Since we’d parted ways, she’d slipped in and out of my thoughts. Quietly, gently, she would be there in the replay of a moment, the vision of her at one point or another through our meeting. But always, my thoughts came back to this moment, when I’d seen her standing in front of the building like a feather on black sand.

I’d had to draw her. It was my only hope to get her out of my head.

It was said that everyone was the hero of their own story, and the reason was context. Everyone, regardless of honesty or truth, showed people what they wanted to see. In that, Lila was right. But every heart had a story to tell. A reason. A series of events that, when strung together in the right order, created a person’s self, their motivation and fears.

For instance, take my brother Luke. As the baby in our indelicate family, he was naturally the family jester, the exhibitionist, the one who would do anything for a laugh, because how else would anyone see him in the Bennet fray? Jett and Laney were twins, but Laney had adopted the role of the eldest. She was a force of nature, headstrong and prickly as she was loving and giving, especially when it came to our family. And Jett was her converse—quieter, gentler with a penchant for self-sacrifice—because no one could compete with Laney.
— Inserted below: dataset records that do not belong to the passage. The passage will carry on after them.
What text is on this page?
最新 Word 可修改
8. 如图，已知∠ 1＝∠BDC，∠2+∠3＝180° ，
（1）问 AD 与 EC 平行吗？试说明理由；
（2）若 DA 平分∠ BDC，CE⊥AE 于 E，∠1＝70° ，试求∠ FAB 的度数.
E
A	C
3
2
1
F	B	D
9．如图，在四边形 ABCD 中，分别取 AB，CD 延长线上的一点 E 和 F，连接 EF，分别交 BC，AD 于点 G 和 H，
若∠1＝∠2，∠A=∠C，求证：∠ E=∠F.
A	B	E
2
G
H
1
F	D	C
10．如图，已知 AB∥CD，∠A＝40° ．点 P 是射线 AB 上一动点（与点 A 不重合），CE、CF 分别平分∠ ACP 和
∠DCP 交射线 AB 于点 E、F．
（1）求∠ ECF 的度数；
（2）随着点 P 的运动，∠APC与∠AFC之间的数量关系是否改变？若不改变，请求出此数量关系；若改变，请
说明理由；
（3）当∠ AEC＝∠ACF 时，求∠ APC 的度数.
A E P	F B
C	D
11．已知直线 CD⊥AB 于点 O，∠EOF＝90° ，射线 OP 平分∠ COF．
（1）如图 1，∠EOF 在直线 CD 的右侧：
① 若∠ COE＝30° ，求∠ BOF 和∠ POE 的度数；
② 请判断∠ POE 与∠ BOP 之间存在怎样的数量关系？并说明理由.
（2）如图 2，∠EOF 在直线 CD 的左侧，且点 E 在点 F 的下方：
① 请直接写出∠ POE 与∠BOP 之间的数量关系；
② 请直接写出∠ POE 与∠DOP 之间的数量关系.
Granted, Jett could still beat the shit out of me, but that was just Bennet conditioning. One had to be able to scrap with five children so close in age.

Marcus, the middle child, was reserved. Where Jett and Laney had each other and Luke and I were an inseparable unit, Marcus had gotten lost in the shuffle and decided that was fine by him. He retreated to books, was the silent partner to my father, the two of them content to never make a sound when the rest of us couldn’t shut up.